First Come, First Swerved

When you are working on a tricky problem, some reticent relation for example, does it matter what information you find first? At first thought, it should not. Data is data and it ought not to matter what was the first bit gathered and what was the last bit. In the end there is a data set and we combine the data into a person or a relationship between people or whatever it was that results from our hunt.

In psychology there is a phenomenon or perhaps a set of phenomena that fall under the heading, “the primacy effect.” Primacy in this case means the quality of coming first. When we think, what comes first seems to really matter.

Calling Dibs on Memory

What is so special about coming first? In contests, that is obvious but what about when there is no contest, only that we came across one thing first rather than another thing?

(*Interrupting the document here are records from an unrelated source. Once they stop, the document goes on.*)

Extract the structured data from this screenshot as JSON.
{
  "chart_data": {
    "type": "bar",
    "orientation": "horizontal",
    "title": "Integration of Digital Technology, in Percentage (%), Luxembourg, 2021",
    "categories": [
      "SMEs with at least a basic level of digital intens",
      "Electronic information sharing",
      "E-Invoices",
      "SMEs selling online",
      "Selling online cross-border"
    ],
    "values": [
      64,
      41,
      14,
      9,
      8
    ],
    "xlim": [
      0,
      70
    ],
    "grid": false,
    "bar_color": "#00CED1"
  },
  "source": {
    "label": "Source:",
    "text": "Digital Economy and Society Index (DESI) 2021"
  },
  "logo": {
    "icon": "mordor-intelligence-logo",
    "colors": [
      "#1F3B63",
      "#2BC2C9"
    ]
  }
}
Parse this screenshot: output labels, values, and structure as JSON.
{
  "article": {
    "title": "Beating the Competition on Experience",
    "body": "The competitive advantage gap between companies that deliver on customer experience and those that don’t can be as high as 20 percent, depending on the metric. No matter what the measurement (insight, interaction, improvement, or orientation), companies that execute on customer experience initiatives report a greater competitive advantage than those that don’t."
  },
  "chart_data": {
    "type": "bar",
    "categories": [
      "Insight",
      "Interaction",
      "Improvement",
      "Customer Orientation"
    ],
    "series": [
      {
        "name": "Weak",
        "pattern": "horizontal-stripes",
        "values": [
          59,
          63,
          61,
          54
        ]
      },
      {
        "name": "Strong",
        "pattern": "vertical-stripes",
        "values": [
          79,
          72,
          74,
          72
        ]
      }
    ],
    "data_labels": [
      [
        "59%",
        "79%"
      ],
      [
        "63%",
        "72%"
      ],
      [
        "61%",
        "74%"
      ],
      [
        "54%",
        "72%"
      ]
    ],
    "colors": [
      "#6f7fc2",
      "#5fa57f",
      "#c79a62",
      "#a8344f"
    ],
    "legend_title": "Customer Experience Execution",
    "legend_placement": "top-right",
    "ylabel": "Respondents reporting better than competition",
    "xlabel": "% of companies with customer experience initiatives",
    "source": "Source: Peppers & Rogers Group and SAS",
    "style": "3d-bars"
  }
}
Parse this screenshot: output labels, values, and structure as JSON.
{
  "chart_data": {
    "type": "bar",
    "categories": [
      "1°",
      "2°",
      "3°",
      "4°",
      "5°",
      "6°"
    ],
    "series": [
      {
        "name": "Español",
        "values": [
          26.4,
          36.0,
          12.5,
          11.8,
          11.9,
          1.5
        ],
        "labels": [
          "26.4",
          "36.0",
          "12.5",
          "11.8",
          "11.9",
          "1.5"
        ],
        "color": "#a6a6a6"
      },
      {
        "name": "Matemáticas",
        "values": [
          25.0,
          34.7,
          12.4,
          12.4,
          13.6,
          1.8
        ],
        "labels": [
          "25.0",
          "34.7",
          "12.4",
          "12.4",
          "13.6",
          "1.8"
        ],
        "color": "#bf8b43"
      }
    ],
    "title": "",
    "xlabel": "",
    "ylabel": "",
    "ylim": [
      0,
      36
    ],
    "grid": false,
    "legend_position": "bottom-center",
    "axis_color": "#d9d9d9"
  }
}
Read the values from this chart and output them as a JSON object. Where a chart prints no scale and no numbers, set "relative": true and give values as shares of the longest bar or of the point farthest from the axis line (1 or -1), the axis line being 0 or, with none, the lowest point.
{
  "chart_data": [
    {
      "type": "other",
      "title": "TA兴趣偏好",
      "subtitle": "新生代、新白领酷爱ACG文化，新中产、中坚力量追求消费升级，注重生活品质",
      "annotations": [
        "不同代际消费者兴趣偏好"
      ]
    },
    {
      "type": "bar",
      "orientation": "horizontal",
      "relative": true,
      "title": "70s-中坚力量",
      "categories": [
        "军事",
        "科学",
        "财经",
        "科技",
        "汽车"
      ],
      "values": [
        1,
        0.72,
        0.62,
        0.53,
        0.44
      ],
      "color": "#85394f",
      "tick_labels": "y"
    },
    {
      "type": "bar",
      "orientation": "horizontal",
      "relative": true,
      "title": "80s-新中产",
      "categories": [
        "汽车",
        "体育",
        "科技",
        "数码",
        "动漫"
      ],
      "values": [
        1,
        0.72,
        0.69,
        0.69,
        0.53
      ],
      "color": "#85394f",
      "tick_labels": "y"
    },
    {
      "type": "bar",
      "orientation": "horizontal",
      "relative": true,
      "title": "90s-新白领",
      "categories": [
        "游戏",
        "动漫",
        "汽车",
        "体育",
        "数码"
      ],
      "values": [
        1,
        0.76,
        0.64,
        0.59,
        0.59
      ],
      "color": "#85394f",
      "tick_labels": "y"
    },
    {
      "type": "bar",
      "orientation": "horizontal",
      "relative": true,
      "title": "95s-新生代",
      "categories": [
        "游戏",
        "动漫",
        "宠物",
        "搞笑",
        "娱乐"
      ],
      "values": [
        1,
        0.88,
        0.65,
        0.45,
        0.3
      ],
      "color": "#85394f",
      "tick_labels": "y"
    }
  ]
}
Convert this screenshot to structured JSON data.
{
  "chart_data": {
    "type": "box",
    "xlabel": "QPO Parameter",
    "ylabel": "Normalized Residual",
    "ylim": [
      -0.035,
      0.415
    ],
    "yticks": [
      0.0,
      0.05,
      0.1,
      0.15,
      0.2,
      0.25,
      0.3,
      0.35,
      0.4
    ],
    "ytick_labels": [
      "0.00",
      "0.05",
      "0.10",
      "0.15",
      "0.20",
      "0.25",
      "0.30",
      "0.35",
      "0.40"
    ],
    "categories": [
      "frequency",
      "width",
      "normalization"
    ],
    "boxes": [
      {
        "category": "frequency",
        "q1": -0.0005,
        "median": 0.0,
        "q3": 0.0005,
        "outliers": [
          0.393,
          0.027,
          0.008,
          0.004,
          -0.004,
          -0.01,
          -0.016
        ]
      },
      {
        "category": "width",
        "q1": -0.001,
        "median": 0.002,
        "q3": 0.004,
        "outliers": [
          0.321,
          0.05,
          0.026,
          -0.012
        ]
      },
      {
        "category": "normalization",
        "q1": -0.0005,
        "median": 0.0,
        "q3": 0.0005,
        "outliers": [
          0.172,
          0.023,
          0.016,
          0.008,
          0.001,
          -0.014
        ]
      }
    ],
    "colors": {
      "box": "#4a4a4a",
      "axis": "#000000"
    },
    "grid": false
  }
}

One area where coming first matters is our memories. Both first and last are the winners when it comes to being remembered. We remember what came first and what cam last far better than we remember what came in the middle. Yet, once first, always first. Your most recent discovery relating to a problem will most likely be replaced at some point and it will drift slowly toward the forgotten middle. That first discovery remains first. It remains remembered. As my kids might put it, being first means it can “call dibs” on the best spot in your memory.

When we ponder a problem, that first bit of relevant information will be remembered. The most recent data will be remembered. It takes documentation and organization to make sure that the rest is taken into account. Memory may not do it.

First Must Mean Foremost

First also matters in how we assign importance. People tend to regard early information as important and believable. The earlier the more important. Psychologists have done tests in which they give subjects lists of adjectives that describe someone or something unfamiliar. The lists contain the same words but not always in the same order. When asked questions to discover their opinions after reading the lists, the order mattered. Given exactly the same contents, the lists with the more positive words at the beginning generated more positive feelings in people. Put more negative words at the start and people’s opinions shift. Beyond simple remembering or forgetting, what comes first affects how we think.

This isn’t so good for research. People tend to believe what they are told first and disbelieve the contradictory information that comes later—even if that later information is correct. In research the order that evidence is uncovered is often somewhat random, so this effect can cause real problems. Unless and until some clearly superior source comes along to “set the record straight,” we swerve off in the wrong direction and tend to stay that way even when, objectively, the evidence starts to clearly point the other way. When things just are not adding up, it might be interesting to try to look at a research problem as if some other piece of evidence was found first and see where that leads.

When I got started in genealogy I was just a kid—ten or eleven. I made some pretty rapid progress on the family that I had decided to investigate. Surprisingly, that work has stood up for all these years. Then I got to a particularly tricky part of my distant ancestry. There just did not seem to be any records for the man in question. After turning up a lot of nothing, I found my first real lead. That first thing that I found was some nineteenth century “research.” It claimed to contain some fact and some passed down recollections. It didn’t claim to have all the answers but it claimed to point in the right direction. I learned a lot from that old research. Not correct information about the problem and not how to research. I learned what to beware. Every time I think back on that problem, I learn a bit more. In this case I can look back and see the primacy effect. It wasn’t right but it came first and so it became information to confirm and build upon. In the end, it was not possible to confirm it. It was not possible to build upon it. It was wrong. It just came first.